Medicare Part B covers some DSMES: up to 10 hours from an AADE- or ADA-accredited program within the first year of diagnosis when prescribed by a provider. Typically this education is provided in a group class. There are exceptions. If a person is blind or deaf or has language limitations, or if no group classes are available within two months of a provider's order, or the person lives in a rural area, then the 10 hours can be provided through individual training.
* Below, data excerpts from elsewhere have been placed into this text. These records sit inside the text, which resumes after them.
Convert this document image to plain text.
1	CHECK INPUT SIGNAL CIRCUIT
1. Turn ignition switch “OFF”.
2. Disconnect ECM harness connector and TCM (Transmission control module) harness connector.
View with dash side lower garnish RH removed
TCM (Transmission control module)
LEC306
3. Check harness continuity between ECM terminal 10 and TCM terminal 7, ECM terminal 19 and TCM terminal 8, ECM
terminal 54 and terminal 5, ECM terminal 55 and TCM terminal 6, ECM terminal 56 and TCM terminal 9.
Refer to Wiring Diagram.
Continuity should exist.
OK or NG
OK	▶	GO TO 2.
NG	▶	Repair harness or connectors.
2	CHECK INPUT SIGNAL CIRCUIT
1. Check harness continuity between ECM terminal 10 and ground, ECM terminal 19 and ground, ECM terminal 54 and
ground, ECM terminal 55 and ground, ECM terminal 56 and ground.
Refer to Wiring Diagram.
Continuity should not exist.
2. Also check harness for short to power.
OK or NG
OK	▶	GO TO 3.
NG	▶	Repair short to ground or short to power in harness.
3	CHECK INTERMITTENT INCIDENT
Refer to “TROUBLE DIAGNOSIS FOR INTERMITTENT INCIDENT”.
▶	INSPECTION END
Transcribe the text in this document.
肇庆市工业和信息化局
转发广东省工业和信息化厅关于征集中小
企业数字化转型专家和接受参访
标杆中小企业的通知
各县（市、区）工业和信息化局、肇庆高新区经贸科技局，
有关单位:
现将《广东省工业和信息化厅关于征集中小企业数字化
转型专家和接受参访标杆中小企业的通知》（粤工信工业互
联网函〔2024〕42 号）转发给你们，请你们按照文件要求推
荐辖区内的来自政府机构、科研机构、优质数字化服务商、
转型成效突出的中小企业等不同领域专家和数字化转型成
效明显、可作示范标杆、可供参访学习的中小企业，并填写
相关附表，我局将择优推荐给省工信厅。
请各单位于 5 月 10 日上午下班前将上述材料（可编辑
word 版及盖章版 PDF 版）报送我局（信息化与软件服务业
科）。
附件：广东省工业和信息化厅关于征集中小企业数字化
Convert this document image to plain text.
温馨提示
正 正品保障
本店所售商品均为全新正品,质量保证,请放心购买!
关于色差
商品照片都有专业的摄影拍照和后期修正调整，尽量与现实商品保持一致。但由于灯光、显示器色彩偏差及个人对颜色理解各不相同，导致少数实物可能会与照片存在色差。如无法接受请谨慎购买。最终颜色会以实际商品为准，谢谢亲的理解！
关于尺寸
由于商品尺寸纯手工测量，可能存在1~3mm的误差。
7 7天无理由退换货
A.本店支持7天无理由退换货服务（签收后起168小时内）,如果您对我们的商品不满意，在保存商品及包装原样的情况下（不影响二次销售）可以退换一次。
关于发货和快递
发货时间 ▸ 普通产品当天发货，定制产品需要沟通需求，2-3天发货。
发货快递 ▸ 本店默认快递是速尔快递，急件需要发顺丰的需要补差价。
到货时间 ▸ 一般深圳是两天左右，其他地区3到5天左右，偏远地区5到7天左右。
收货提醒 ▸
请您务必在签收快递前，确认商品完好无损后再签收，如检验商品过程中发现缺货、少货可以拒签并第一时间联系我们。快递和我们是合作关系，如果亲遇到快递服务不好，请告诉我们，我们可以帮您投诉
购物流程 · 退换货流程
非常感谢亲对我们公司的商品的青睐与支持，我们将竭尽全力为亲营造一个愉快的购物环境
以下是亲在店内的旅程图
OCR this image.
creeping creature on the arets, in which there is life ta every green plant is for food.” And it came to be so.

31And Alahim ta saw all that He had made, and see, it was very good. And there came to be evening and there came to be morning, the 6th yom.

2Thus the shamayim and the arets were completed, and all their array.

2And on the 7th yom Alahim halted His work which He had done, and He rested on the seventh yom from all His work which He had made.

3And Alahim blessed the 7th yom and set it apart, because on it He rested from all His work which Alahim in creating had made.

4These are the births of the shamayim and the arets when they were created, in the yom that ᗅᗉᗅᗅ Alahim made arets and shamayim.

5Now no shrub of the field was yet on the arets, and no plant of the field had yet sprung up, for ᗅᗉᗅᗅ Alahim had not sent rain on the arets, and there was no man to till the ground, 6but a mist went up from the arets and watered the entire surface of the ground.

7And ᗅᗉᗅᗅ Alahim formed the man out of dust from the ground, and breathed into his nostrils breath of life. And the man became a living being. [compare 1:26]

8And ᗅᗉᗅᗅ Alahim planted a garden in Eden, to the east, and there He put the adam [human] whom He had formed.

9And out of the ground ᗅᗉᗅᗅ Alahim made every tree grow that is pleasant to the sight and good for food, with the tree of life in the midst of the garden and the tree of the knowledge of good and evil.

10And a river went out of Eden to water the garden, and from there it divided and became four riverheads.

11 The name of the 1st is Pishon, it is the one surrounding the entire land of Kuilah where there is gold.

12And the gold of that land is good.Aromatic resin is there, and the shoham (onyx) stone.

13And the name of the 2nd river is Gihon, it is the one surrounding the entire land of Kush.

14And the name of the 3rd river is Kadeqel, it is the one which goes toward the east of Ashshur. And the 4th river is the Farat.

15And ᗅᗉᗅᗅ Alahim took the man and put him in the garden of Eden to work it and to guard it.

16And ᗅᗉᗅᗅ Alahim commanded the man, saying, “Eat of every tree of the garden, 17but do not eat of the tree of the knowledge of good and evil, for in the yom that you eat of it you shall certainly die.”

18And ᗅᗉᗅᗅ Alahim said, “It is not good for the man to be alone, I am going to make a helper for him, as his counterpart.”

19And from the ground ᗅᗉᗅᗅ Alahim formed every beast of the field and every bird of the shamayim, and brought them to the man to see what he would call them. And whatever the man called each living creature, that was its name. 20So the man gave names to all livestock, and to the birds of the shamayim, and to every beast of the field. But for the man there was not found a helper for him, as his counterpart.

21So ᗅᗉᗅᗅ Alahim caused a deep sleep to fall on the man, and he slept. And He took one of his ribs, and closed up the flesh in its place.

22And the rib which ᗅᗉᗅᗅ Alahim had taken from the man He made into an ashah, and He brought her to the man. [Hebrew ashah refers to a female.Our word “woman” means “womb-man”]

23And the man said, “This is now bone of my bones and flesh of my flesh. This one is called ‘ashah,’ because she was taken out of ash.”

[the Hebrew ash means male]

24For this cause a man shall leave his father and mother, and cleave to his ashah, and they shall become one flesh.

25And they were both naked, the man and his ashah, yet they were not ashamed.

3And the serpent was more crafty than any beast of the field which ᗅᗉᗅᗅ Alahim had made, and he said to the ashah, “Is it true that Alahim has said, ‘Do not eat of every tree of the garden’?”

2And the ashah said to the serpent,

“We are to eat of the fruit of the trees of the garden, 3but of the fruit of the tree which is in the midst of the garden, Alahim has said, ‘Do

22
Typically, one of the 10 hours is on an individual basis.
A primary care provider can subsequently prescribe up to two hours of additional DSMES each year. A person can also be referred for up to three hours of Medical Nutrition Therapy (MNT) in the first year of diagnosis and two hours a year in subsequent years as long as these services are not provided on the same day.
On your health plan's website, look for the phrase "benefit coverage," then "diabetes case management," a topic that covers both diabetes supplies and education. Search for terms such as “diabetes education,” “self-management training,” and “diabetes education classes.”
Get answers to these questions:
• Does my policy cover DSMES and/or MNT?
• Is there a limit to the number of hours that my health plan covers?
• Are there preferred DSMES programs or MNT providers?
Expect to get answers, get an offer to investigate your questions and get back to you, or get transferred to someone who can help. If you're told that these services are not covered, ask to consult with someone else to confirm the information.
Medicare's guidelines tend to guide what other payers do. Still, the coverage offered by employers' group plans, private health insurers, and other programs may differ. Confirm the specifics about coverage on your health plan's website or by calling the toll-free number on your card. Or if you are employed, talk to your benefits administrator directly.